A Salute to George Vare
Businessman and Napa vintner George Vare, who died earlier this month, was at the top of the shortest lists. In the 1970s, an era when California wine was in its formative years, Vare actually understood the wine business as a business, inside-out and bottom to top, far better than most.
He was among a generation of vintners who were straight shooters.
People who wanted to know how wine functioned as commerce often turned to Vare for insight, analysis and perspective. He knew the numbers.
He convinced a brewer, Schlitz, to try wine at a time when marketing beer and wine were about as different as soda and Vitamin Water.
Vare recognized that wine had to first be a profitable endeavor and pay its way; wine as art and nuance and variety came later, and he was able to enjoy that, too. He came from an epoch defined by this equation: In order to make a small fortune in wine you start with a large one.

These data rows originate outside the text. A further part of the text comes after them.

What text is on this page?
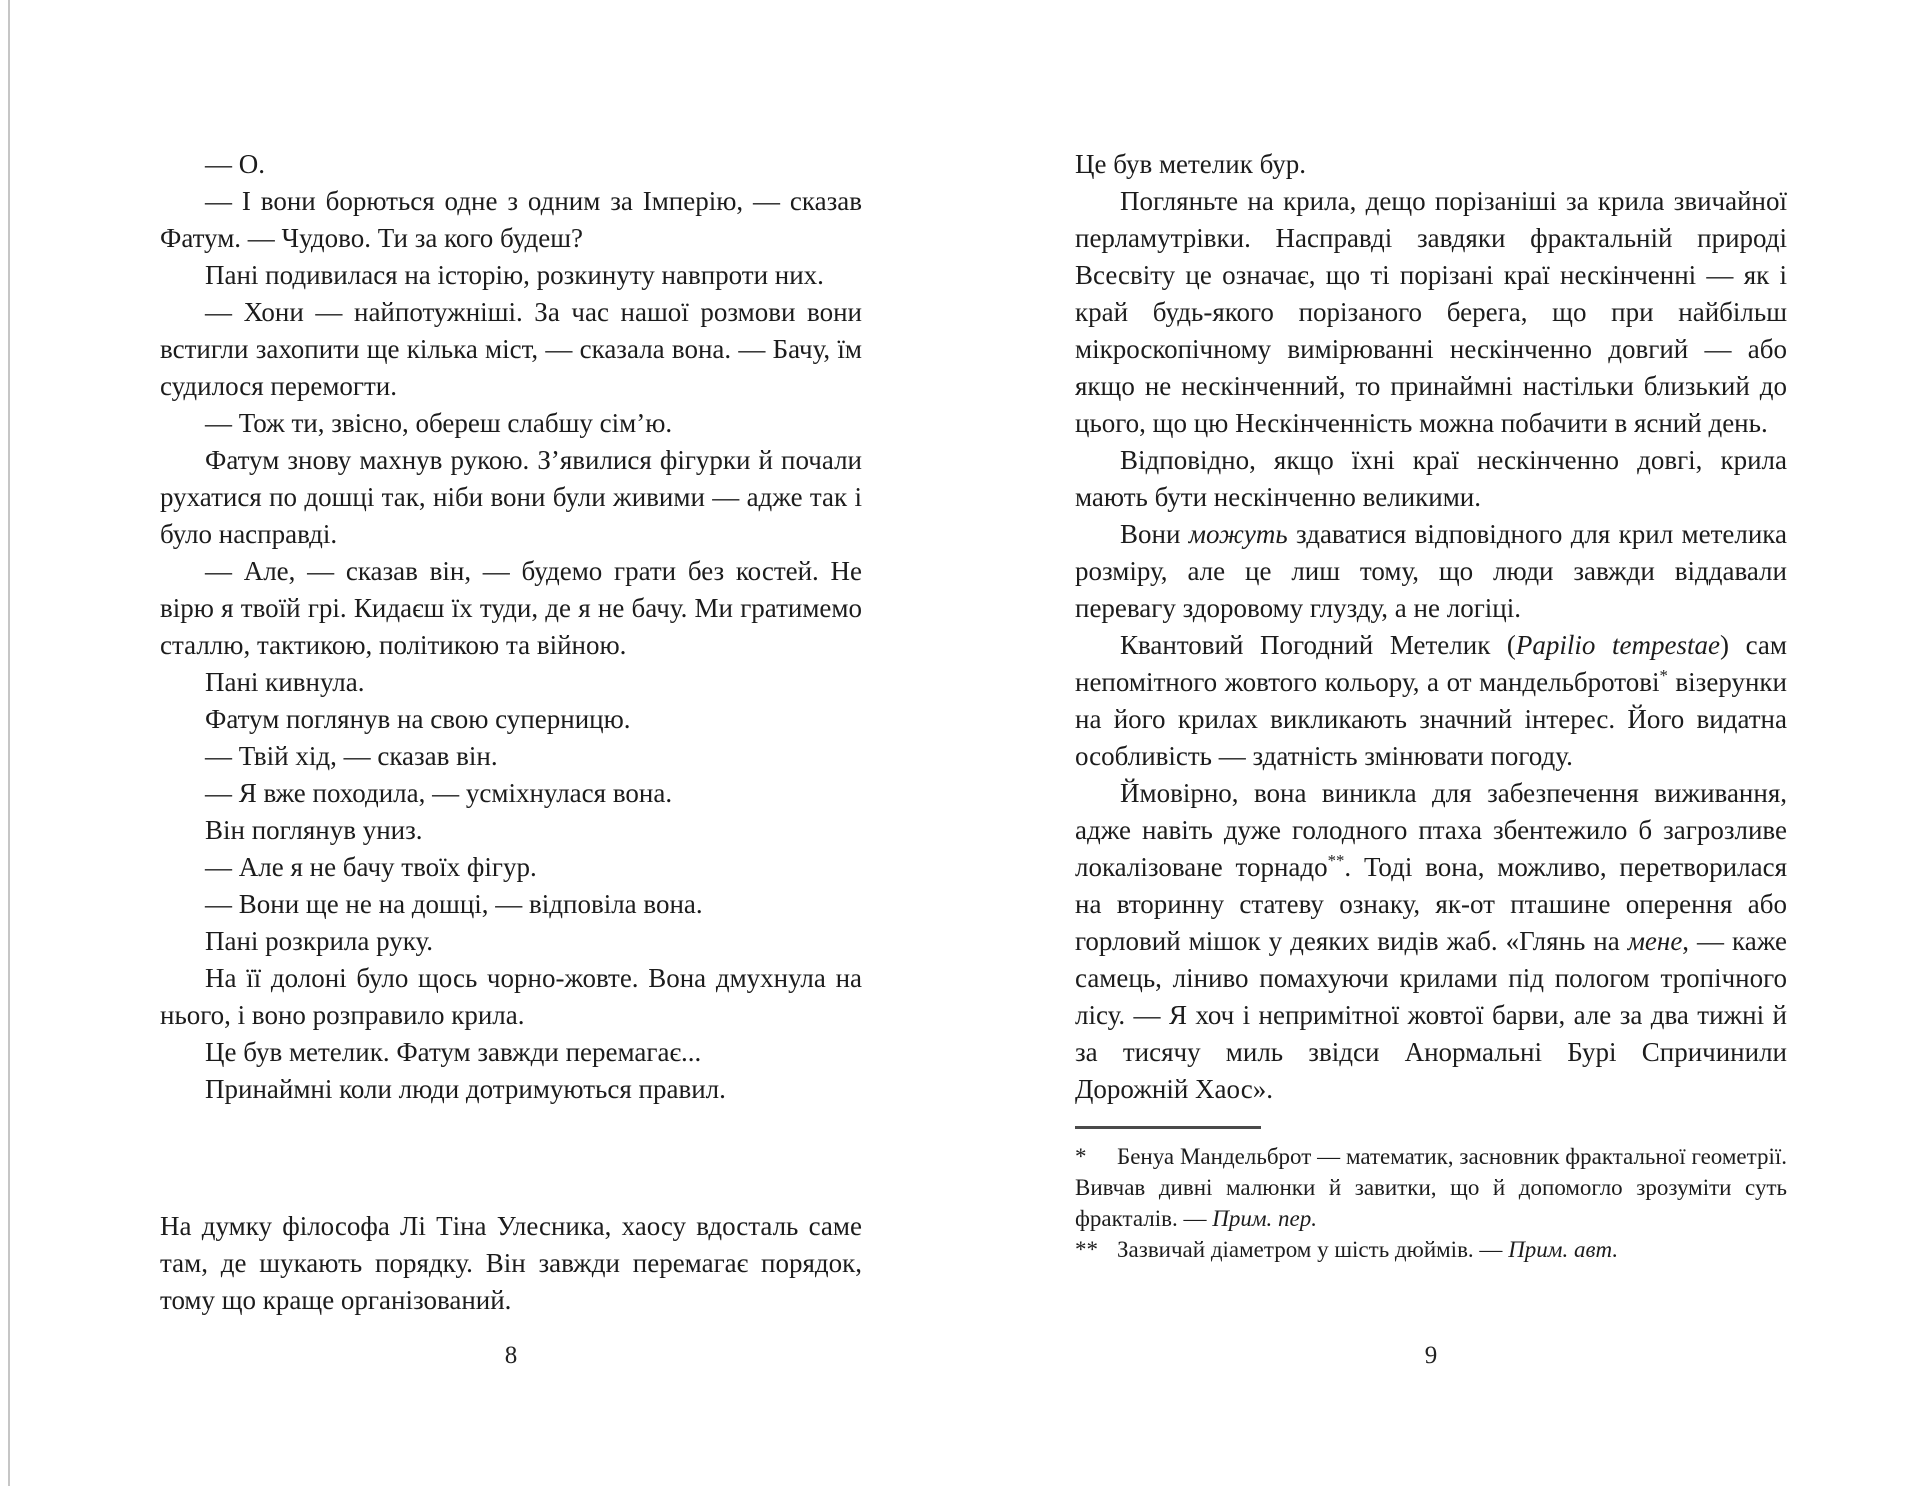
— О.

— І вони борються одне з одним за Імперію, — сказав Фатум. — Чудово. Ти за кого будеш?

Пані подивилася на історію, розкинуту навпроти них.

— Хони — найпотужніші. За час нашої розмови вони встигли захопити ще кілька міст, — сказала вона. — Бачу, їм судилося перемогти.

— Тож ти, звісно, обереш слабшу сім’ю.

Фатум знову махнув рукою. З’явилися фігурки й почали рухатися по дошці так, ніби вони були живими — адже так і було насправді.

— Але, — сказав він, — будемо грати без костей. Не вірю я твоїй грі. Кидаєш їх туди, де я не бачу. Ми гратимемо сталлю, тактикою, політикою та війною.

Пані кивнула.

Фатум поглянув на свою суперницю.

— Твій хід, — сказав він.

— Я вже походила, — усміхнулася вона.

Він поглянув униз.

— Але я не бачу твоїх фігур.

— Вони ще не на дошці, — відповіла вона.

Пані розкрила руку.

На її долоні було щось чорно-жовте. Вона дмухнула на нього, і воно розправило крила.

Це був метелик. Фатум завжди перемагає...

Принаймні коли люди дотримуються правил.

На думку філософа Лі Тіна Улесника, хаосу вдосталь саме там, де шукають порядку. Він завжди перемагає порядок, тому що краще організований.

8

Це був метелик бур.

Погляньте на крила, дещо порізаніші за крила звичайної перламутрівки. Насправді завдяки фрактальній природі Всесвіту це означає, що ті порізані краї нескінченні — як і край будь-якого порізаного берега, що при найбільш мікроскопічному вимірюванні нескінченно довгий — або якщо не нескінченний, то принаймні настільки близький до цього, що цю Нескінченність можна побачити в ясний день.

Відповідно, якщо їхні краї нескінченно довгі, крила мають бути нескінченно великими.

Вони можуть здаватися відповідного для крил метелика розміру, але це лиш тому, що люди завжди віддавали перевагу здоровому глузду, а не логіці.

Квантовий Погодний Метелик (Papilio tempestae) сам непомітного жовтого кольору, а от мандельбротові* візерунки на його крилах викликають значний інтерес. Його видатна особливість — здатність змінювати погоду.

Ймовірно, вона виникла для забезпечення виживання, адже навіть дуже голодного птаха збентежило б загрозливе локалізоване торнадо**. Тоді вона, можливо, перетворилася на вторинну статеву ознаку, як-от пташине оперення або горловий мішок у деяких видів жаб. «Глянь на мене, — каже самець, ліниво помахуючи крилами під пологом тропічного лісу. — Я хоч і непримітної жовтої барви, але за два тижні й за тисячу миль звідси Анормальні Бурі Спричинили Дорожній Хаос».

* Бенуа Мандельброт — математик, засновник фрактальної геометрії. Вивчав дивні малюнки й завитки, що й допомогло зрозуміти суть фракталів. — Прим. пер.

** Зазвичай діаметром у шість дюймів. — Прим. авт.

9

Vare ended up faring quite well financially. Besides leading Geyser Peak to a prominent position, he was able to profit handsomely in a pair of blockbuster deals: First, he and his partners bought Beringer from Nestlé. A few years later, they sold Beringer to Foster's.

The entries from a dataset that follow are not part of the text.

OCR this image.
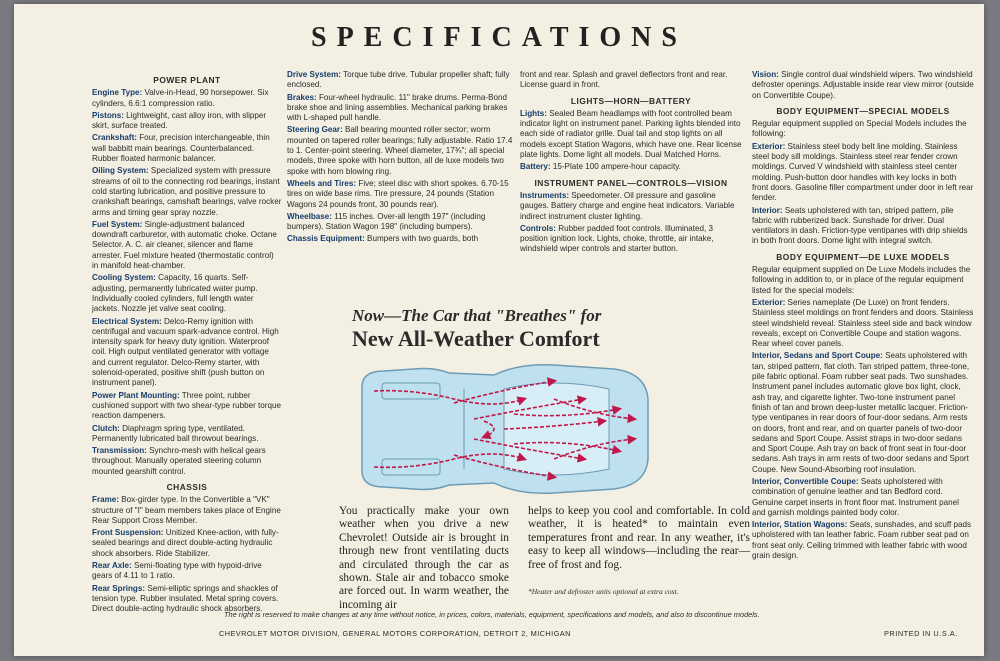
SPECIFICATIONS
POWER PLANT
Engine Type: Valve-in-Head, 90 horsepower. Six cylinders, 6.6:1 compression ratio.
Pistons: Lightweight, cast alloy iron, with slipper skirt, surface treated.
Crankshaft: Four, precision interchangeable, thin wall babbitt main bearings. Counterbalanced. Rubber floated harmonic balancer.
Oiling System: Specialized system with pressure streams of oil to the connecting rod bearings, instant cold starting lubrication, and positive pressure to crankshaft bearings, camshaft bearings, valve rocker arms and timing gear spray nozzle.
Fuel System: Single-adjustment balanced downdraft carburetor, with automatic choke. Octane Selector. A. C. air cleaner, silencer and flame arrester. Fuel mixture heated (thermostatic control) in manifold heat-chamber.
Cooling System: Capacity, 16 quarts. Self-adjusting, permanently lubricated water pump. Individually cooled cylinders, full length water jackets. Nozzle jet valve seat cooling.
Electrical System: Delco-Remy ignition with centrifugal and vacuum spark-advance control. High intensity spark for heavy duty ignition. Waterproof coil. High output ventilated generator with voltage and current regulator. Delco-Remy starter, with solenoid-operated, positive shift (push button on instrument panel).
Power Plant Mounting: Three point, rubber cushioned support with two shear-type rubber torque reaction dampeners.
Clutch: Diaphragm spring type, ventilated. Permanently lubricated ball throwout bearings.
Transmission: Synchro-mesh with helical gears throughout. Manually operated steering column mounted gearshift control.
CHASSIS
Frame: Box-girder type. In the Convertible a "VK" structure of "I" beam members takes place of Engine Rear Support Cross Member.
Front Suspension: Unitized Knee-action, with fully-sealed bearings and direct double-acting hydraulic shock absorbers. Ride Stabilizer.
Rear Axle: Semi-floating type with hypoid-drive gears of 4.11 to 1 ratio.
Rear Springs: Semi-elliptic springs and shackles of tension type. Rubber insulated. Metal spring covers. Direct double-acting hydraulic shock absorbers.
Drive System: Torque tube drive. Tubular propeller shaft; fully enclosed.
Brakes: Four-wheel hydraulic. 11" brake drums. Perma-Bond brake shoe and lining assemblies. Mechanical parking brakes with L-shaped pull handle.
Steering Gear: Ball bearing mounted roller sector; worm mounted on tapered roller bearings; fully adjustable. Ratio 17.4 to 1. Center-point steering. Wheel diameter, 17¾"; all special models, three spoke with horn button, all de luxe models two spoke with horn blowing ring.
Wheels and Tires: Five; steel disc with short spokes. 6.70-15 tires on wide base rims. Tire pressure, 24 pounds (Station Wagons 24 pounds front, 30 pounds rear).
Wheelbase: 115 inches. Over-all length 197" (including bumpers). Station Wagon 198" (including bumpers).
Chassis Equipment: Bumpers with two guards, both
front and rear. Splash and gravel deflectors front and rear. License guard in front.
LIGHTS—HORN—BATTERY
Lights: Sealed Beam headlamps with foot controlled beam indicator light on instrument panel. Parking lights blended into each side of radiator grille. Dual tail and stop lights on all models except Station Wagons, which have one. Rear license plate lights. Dome light all models. Dual Matched Horns.
Battery: 15-Plate 100 ampere-hour capacity.
INSTRUMENT PANEL—CONTROLS—VISION
Instruments: Speedometer. Oil pressure and gasoline gauges. Battery charge and engine heat indicators. Variable indirect instrument cluster lighting.
Controls: Rubber padded foot controls. Illuminated, 3 position ignition lock. Lights, choke, throttle, air intake, windshield wiper controls and starter button.
Vision: Single control dual windshield wipers. Two windshield defroster openings. Adjustable inside rear view mirror (outside on Convertible Coupe).
BODY EQUIPMENT—SPECIAL MODELS
Regular equipment supplied on Special Models includes the following:
Exterior: Stainless steel body belt line molding. Stainless steel body sill moldings. Stainless steel rear fender crown moldings. Curved V windshield with stainless steel center molding. Push-button door handles with key locks in both front doors. Gasoline filler compartment under door in left rear fender.
Interior: Seats upholstered with tan, striped pattern, pile fabric with rubberized back. Sunshade for driver. Dual ventilators in dash. Friction-type ventipanes with drip shields in both front doors. Dome light with integral switch.
BODY EQUIPMENT—DE LUXE MODELS
Regular equipment supplied on De Luxe Models includes the following in addition to, or in place of the regular equipment listed for the special models:
Exterior: Series nameplate (De Luxe) on front fenders. Stainless steel moldings on front fenders and doors. Stainless steel windshield reveal. Stainless steel side and back window reveals, except on Convertible Coupe and station wagons. Rear wheel cover panels.
Interior, Sedans and Sport Coupe: Seats upholstered with tan, striped pattern, flat cloth. Tan striped pattern, three-tone, pile fabric optional. Foam rubber seat pads. Two sunshades. Instrument panel includes automatic glove box light, clock, ash tray, and cigarette lighter. Two-tone instrument panel finish of tan and brown deep-luster metallic lacquer. Friction-type ventipanes in rear doors of four-door sedans. Arm rests on doors, front and rear, and on quarter panels of two-door sedans and Sport Coupe. Assist straps in two-door sedans and Sport Coupe. Ash tray on back of front seat in four-door sedans. Ash trays in arm rests of two-door sedans and Sport Coupe. New Sound-Absorbing roof insulation.
Interior, Convertible Coupe: Seats upholstered with combination of genuine leather and tan Bedford cord. Genuine carpet inserts in front floor mat. Instrument panel and garnish moldings painted body color.
Interior, Station Wagons: Seats, sunshades, and scuff pads upholstered with tan leather fabric. Foam rubber seat pad on front seat only. Ceiling trimmed with leather fabric with wood grain design.
Now—The Car that "Breathes" for
New All-Weather Comfort
You practically make your own weather when you drive a new Chevrolet! Outside air is brought in through new front ventilating ducts and circulated through the car as shown. Stale air and tobacco smoke are forced out. In warm weather, the incoming air
helps to keep you cool and comfortable. In cold weather, it is heated* to maintain even temperatures front and rear. In any weather, it's easy to keep all windows—including the rear—free of frost and fog.
*Heater and defroster units optional at extra cost.
The right is reserved to make changes at any time without notice, in prices, colors, materials, equipment, specifications and models, and also to discontinue models.
CHEVROLET MOTOR DIVISION, GENERAL MOTORS CORPORATION, DETROIT 2, MICHIGAN	PRINTED IN U.S.A.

He liked the artisanal side too, and wasn't afraid to take risks. Were he to launch a low-alcohol, méthode Champenoise sparkling cider today, marketed as low-calorie, it would likely be a hit. Pomme de Vare was just 30 years ahead of its time. Luna Vineyards was at the forefront of the Cal-Ital movement and bet too heavily that Sangiovese would be easy to master in Napa (it isn't), and that people would want to drink expensive Napa Valley Pinot Grigio (they tried it, but Luna found out it was easier to buy grapes or bulk Pinot elsewhere).
But it was Vare's fascination with an obscure Friulian white, Ribolla Gialla, that inspired him in his later years and served as a bridge between him and the next generation of young winemakers. His 3 acres of Napa Valley Ribolla Gialla illustrated everything impractical but meaningful about the wine business.